Les trois parties qui composent L’Avant-garde inacceptable abordent la question des liens qui unissent l’art et la politique, à la lumière de ce qui tint peut-être lieu d’ultime avant-garde de l’art moderne : le mouvement situationniste initié par Guy Debord.
Le premier chapitre, « Politique du spectacle et spectacle de la politique » revient utilement sur les confusions qu’a pu entrainer le « retour » en popularité de l’œuvre de Guy Debord.
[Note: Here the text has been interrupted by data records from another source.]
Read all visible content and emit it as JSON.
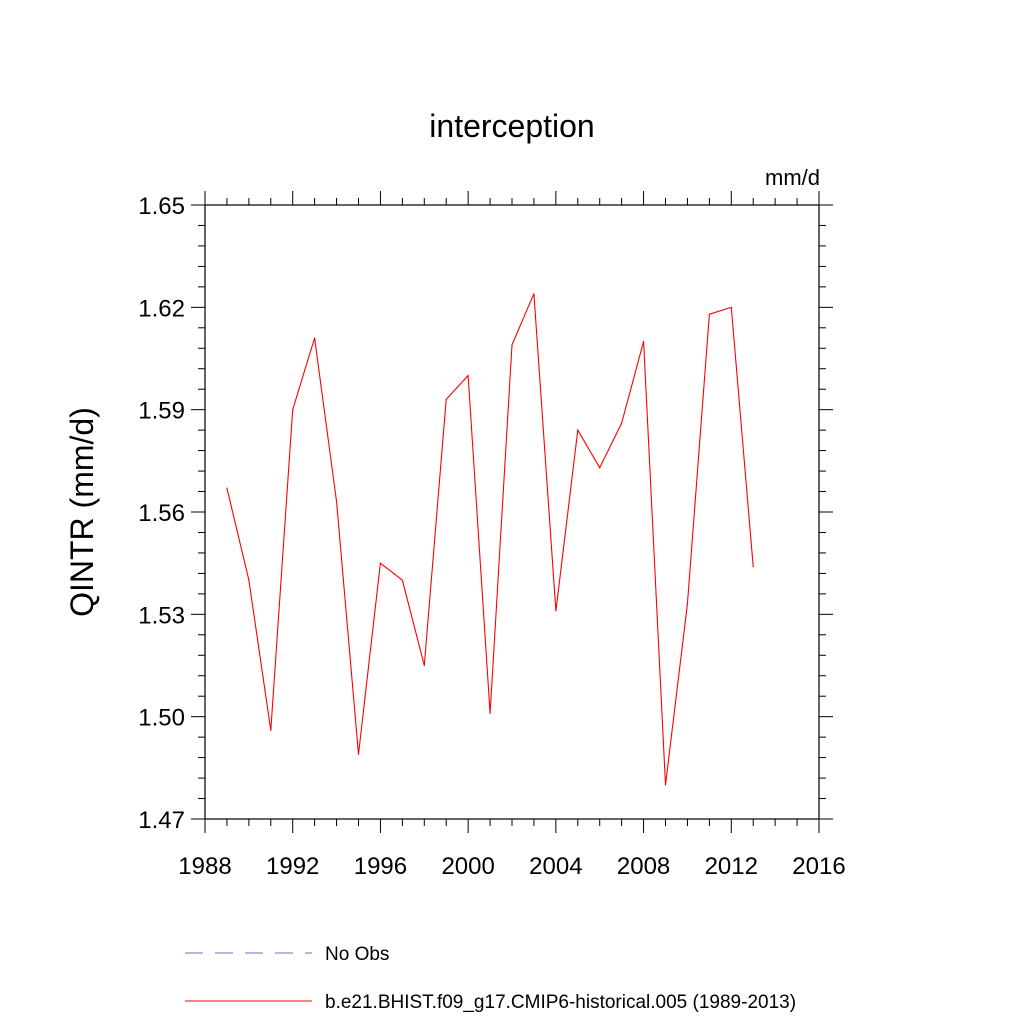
{
  "chart_data": {
    "type": "line",
    "title": "interception",
    "units_label": "mm/d",
    "xlabel": "",
    "ylabel": "QINTR  (mm/d)",
    "xlim": [
      1988,
      2016
    ],
    "ylim": [
      1.47,
      1.65
    ],
    "x_ticks": [
      1988,
      1992,
      1996,
      2000,
      2004,
      2008,
      2012,
      2016
    ],
    "y_ticks": [
      1.47,
      1.5,
      1.53,
      1.56,
      1.59,
      1.62,
      1.65
    ],
    "y_tick_labels": [
      "1.47",
      "1.50",
      "1.53",
      "1.56",
      "1.59",
      "1.62",
      "1.65"
    ],
    "grid": false,
    "legend_position": "bottom",
    "series": [
      {
        "name": "No Obs",
        "color": "#7b68c8",
        "style": "dashed",
        "x": [],
        "values": []
      },
      {
        "name": "b.e21.BHIST.f09_g17.CMIP6-historical.005 (1989-2013)",
        "color": "#ff0000",
        "style": "solid",
        "x": [
          1989,
          1990,
          1991,
          1992,
          1993,
          1994,
          1995,
          1996,
          1997,
          1998,
          1999,
          2000,
          2001,
          2002,
          2003,
          2004,
          2005,
          2006,
          2007,
          2008,
          2009,
          2010,
          2011,
          2012,
          2013
        ],
        "values": [
          1.567,
          1.54,
          1.496,
          1.59,
          1.611,
          1.563,
          1.489,
          1.545,
          1.54,
          1.515,
          1.593,
          1.6,
          1.501,
          1.609,
          1.624,
          1.531,
          1.584,
          1.573,
          1.586,
          1.61,
          1.48,
          1.533,
          1.618,
          1.62,
          1.544
        ]
      }
    ]
  }
}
Alors que ce dernier produisit la critique imparable de la société et de la politique comme spectacle, il n’est pas rare de le voir à présent cité dans une version appauvrie (domestiquée), à la télévision même, sorte d’ornement pseudocritique servant d’appui à une nostalgie de la « Politique ». Mais pour Debord, rappelle Anselm Jappe, politique ET spectacle résultent d’un fétichisme de la marchandise, cause de la crise moderne.
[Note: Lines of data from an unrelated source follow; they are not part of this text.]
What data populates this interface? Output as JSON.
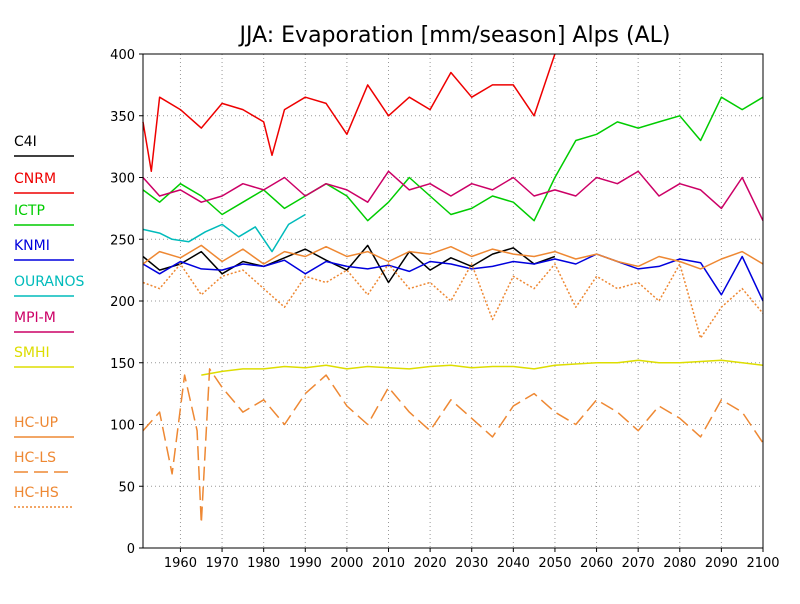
{
  "chart_data": {
    "type": "line",
    "title": "JJA: Evaporation [mm/season] Alps (AL)",
    "xlabel": "",
    "ylabel": "",
    "xlim": [
      1951,
      2100
    ],
    "ylim": [
      0,
      400
    ],
    "x_ticks": [
      1960,
      1970,
      1980,
      1990,
      2000,
      2010,
      2020,
      2030,
      2040,
      2050,
      2060,
      2070,
      2080,
      2090,
      2100
    ],
    "y_ticks": [
      0,
      50,
      100,
      150,
      200,
      250,
      300,
      350,
      400
    ],
    "grid": true,
    "legend_position": "left",
    "series": [
      {
        "name": "C4I",
        "color": "#000000",
        "dash": "solid",
        "x": [
          1951,
          1955,
          1960,
          1965,
          1970,
          1975,
          1980,
          1985,
          1990,
          1995,
          2000,
          2005,
          2010,
          2015,
          2020,
          2025,
          2030,
          2035,
          2040,
          2045,
          2050
        ],
        "y": [
          236,
          225,
          230,
          240,
          222,
          232,
          228,
          235,
          242,
          233,
          225,
          245,
          215,
          240,
          225,
          235,
          228,
          238,
          243,
          230,
          236
        ]
      },
      {
        "name": "CNRM",
        "color": "#ee0000",
        "dash": "solid",
        "x": [
          1951,
          1953,
          1955,
          1960,
          1965,
          1970,
          1975,
          1980,
          1982,
          1985,
          1990,
          1995,
          2000,
          2005,
          2010,
          2015,
          2020,
          2025,
          2030,
          2035,
          2040,
          2045,
          2050
        ],
        "y": [
          345,
          305,
          365,
          355,
          340,
          360,
          355,
          345,
          318,
          355,
          365,
          360,
          335,
          375,
          350,
          365,
          355,
          385,
          365,
          375,
          375,
          350,
          400
        ]
      },
      {
        "name": "ICTP",
        "color": "#00cc00",
        "dash": "solid",
        "x": [
          1951,
          1955,
          1960,
          1965,
          1970,
          1975,
          1980,
          1985,
          1990,
          1995,
          2000,
          2005,
          2010,
          2015,
          2020,
          2025,
          2030,
          2035,
          2040,
          2045,
          2050,
          2055,
          2060,
          2065,
          2070,
          2075,
          2080,
          2085,
          2090,
          2095,
          2100
        ],
        "y": [
          290,
          280,
          295,
          285,
          270,
          280,
          290,
          275,
          285,
          295,
          285,
          265,
          280,
          300,
          285,
          270,
          275,
          285,
          280,
          265,
          300,
          330,
          335,
          345,
          340,
          345,
          350,
          330,
          365,
          355,
          365
        ]
      },
      {
        "name": "KNMI",
        "color": "#0000dd",
        "dash": "solid",
        "x": [
          1951,
          1955,
          1960,
          1965,
          1970,
          1975,
          1980,
          1985,
          1990,
          1995,
          2000,
          2005,
          2010,
          2015,
          2020,
          2025,
          2030,
          2035,
          2040,
          2045,
          2050,
          2055,
          2060,
          2065,
          2070,
          2075,
          2080,
          2085,
          2090,
          2095,
          2100
        ],
        "y": [
          230,
          222,
          232,
          226,
          225,
          230,
          228,
          233,
          222,
          232,
          228,
          226,
          229,
          224,
          232,
          230,
          226,
          228,
          232,
          230,
          234,
          230,
          238,
          232,
          226,
          228,
          234,
          231,
          205,
          236,
          200
        ]
      },
      {
        "name": "OURANOS",
        "color": "#00bbbb",
        "dash": "solid",
        "x": [
          1951,
          1955,
          1958,
          1962,
          1966,
          1970,
          1974,
          1978,
          1982,
          1986,
          1990
        ],
        "y": [
          258,
          255,
          250,
          248,
          256,
          262,
          252,
          260,
          240,
          262,
          270
        ]
      },
      {
        "name": "MPI-M",
        "color": "#cc0066",
        "dash": "solid",
        "x": [
          1951,
          1955,
          1960,
          1965,
          1970,
          1975,
          1980,
          1985,
          1990,
          1995,
          2000,
          2005,
          2010,
          2015,
          2020,
          2025,
          2030,
          2035,
          2040,
          2045,
          2050,
          2055,
          2060,
          2065,
          2070,
          2075,
          2080,
          2085,
          2090,
          2095,
          2100
        ],
        "y": [
          300,
          285,
          290,
          280,
          285,
          295,
          290,
          300,
          285,
          295,
          290,
          280,
          305,
          290,
          295,
          285,
          295,
          290,
          300,
          285,
          290,
          285,
          300,
          295,
          305,
          285,
          295,
          290,
          275,
          300,
          265
        ]
      },
      {
        "name": "SMHI",
        "color": "#dddd00",
        "dash": "solid",
        "x": [
          1965,
          1970,
          1975,
          1980,
          1985,
          1990,
          1995,
          2000,
          2005,
          2010,
          2015,
          2020,
          2025,
          2030,
          2035,
          2040,
          2045,
          2050,
          2055,
          2060,
          2065,
          2070,
          2075,
          2080,
          2085,
          2090,
          2095,
          2100
        ],
        "y": [
          140,
          143,
          145,
          145,
          147,
          146,
          148,
          145,
          147,
          146,
          145,
          147,
          148,
          146,
          147,
          147,
          145,
          148,
          149,
          150,
          150,
          152,
          150,
          150,
          151,
          152,
          150,
          148
        ]
      },
      {
        "name": "HC-UP",
        "color": "#ee8833",
        "dash": "solid",
        "x": [
          1951,
          1955,
          1960,
          1965,
          1970,
          1975,
          1980,
          1985,
          1990,
          1995,
          2000,
          2005,
          2010,
          2015,
          2020,
          2025,
          2030,
          2035,
          2040,
          2045,
          2050,
          2055,
          2060,
          2065,
          2070,
          2075,
          2080,
          2085,
          2090,
          2095,
          2100
        ],
        "y": [
          230,
          240,
          235,
          245,
          232,
          242,
          230,
          240,
          236,
          244,
          236,
          240,
          232,
          240,
          238,
          244,
          236,
          242,
          238,
          236,
          240,
          234,
          238,
          232,
          228,
          236,
          232,
          226,
          234,
          240,
          230
        ]
      },
      {
        "name": "HC-LS",
        "color": "#ee8833",
        "dash": "14,6",
        "x": [
          1951,
          1955,
          1958,
          1961,
          1964,
          1965,
          1967,
          1970,
          1975,
          1980,
          1985,
          1990,
          1995,
          2000,
          2005,
          2010,
          2015,
          2020,
          2025,
          2030,
          2035,
          2040,
          2045,
          2050,
          2055,
          2060,
          2065,
          2070,
          2075,
          2080,
          2085,
          2090,
          2095,
          2100
        ],
        "y": [
          95,
          110,
          60,
          140,
          95,
          20,
          145,
          130,
          110,
          120,
          100,
          125,
          140,
          115,
          100,
          130,
          110,
          95,
          120,
          105,
          90,
          115,
          125,
          110,
          100,
          120,
          110,
          95,
          115,
          105,
          90,
          120,
          110,
          85
        ]
      },
      {
        "name": "HC-HS",
        "color": "#ee8833",
        "dash": "2,2",
        "x": [
          1951,
          1955,
          1960,
          1965,
          1970,
          1975,
          1980,
          1985,
          1990,
          1995,
          2000,
          2005,
          2010,
          2015,
          2020,
          2025,
          2030,
          2035,
          2040,
          2045,
          2050,
          2055,
          2060,
          2065,
          2070,
          2075,
          2080,
          2085,
          2090,
          2095,
          2100
        ],
        "y": [
          215,
          210,
          230,
          205,
          220,
          225,
          210,
          195,
          220,
          215,
          225,
          205,
          230,
          210,
          215,
          200,
          230,
          185,
          220,
          210,
          230,
          195,
          220,
          210,
          215,
          200,
          230,
          170,
          195,
          210,
          190
        ]
      }
    ]
  }
}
Le deuxième, « La Fin de l’art chez Theodor Adorno et Guy Debord » montre de quelle façon, à partir du même constat de la crise de l’art dans son ensemble, ces deux auteurs aboutissent à des conclusions opposées : pour Guy Debord, à la nécessité de réaliser dans la vie ce qui jusqu’alors était promis dans l’art (négation des limites de l’art, donc, conçue comme le moyen de perpétuer son rôle critique) ; pour Adorno, au contraire, la fonction critique de l’art doit être garantie par la séparation de l’art d’avec le reste de la vie.
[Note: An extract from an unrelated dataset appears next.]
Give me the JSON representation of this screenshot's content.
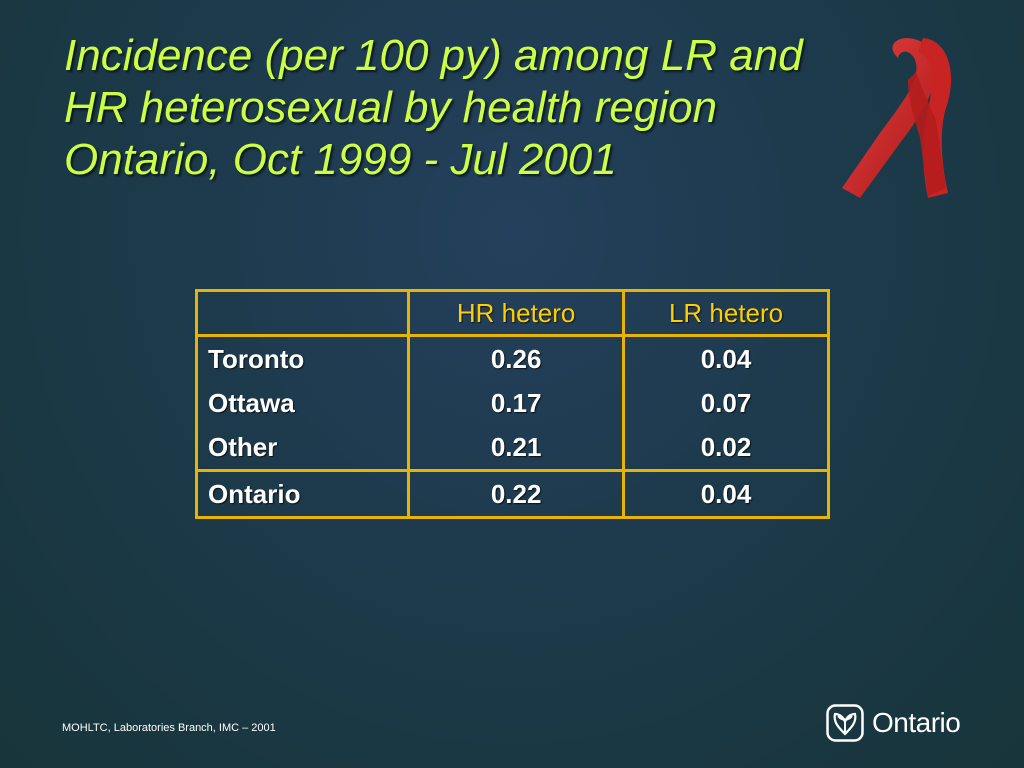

Anselm Jappe s’interroge enfin sur le situationnisme comme « dernière avant-garde ». Affirmation absurde, si l’on sait que les prétendues avant-gardes des années 1960 furent ignorées, voire méprisées par ce mouvement. Mais vérité paradoxale, au sens ou Guy Debord a porté à sa conclusion logique la trajectoire historique des avant-gardes.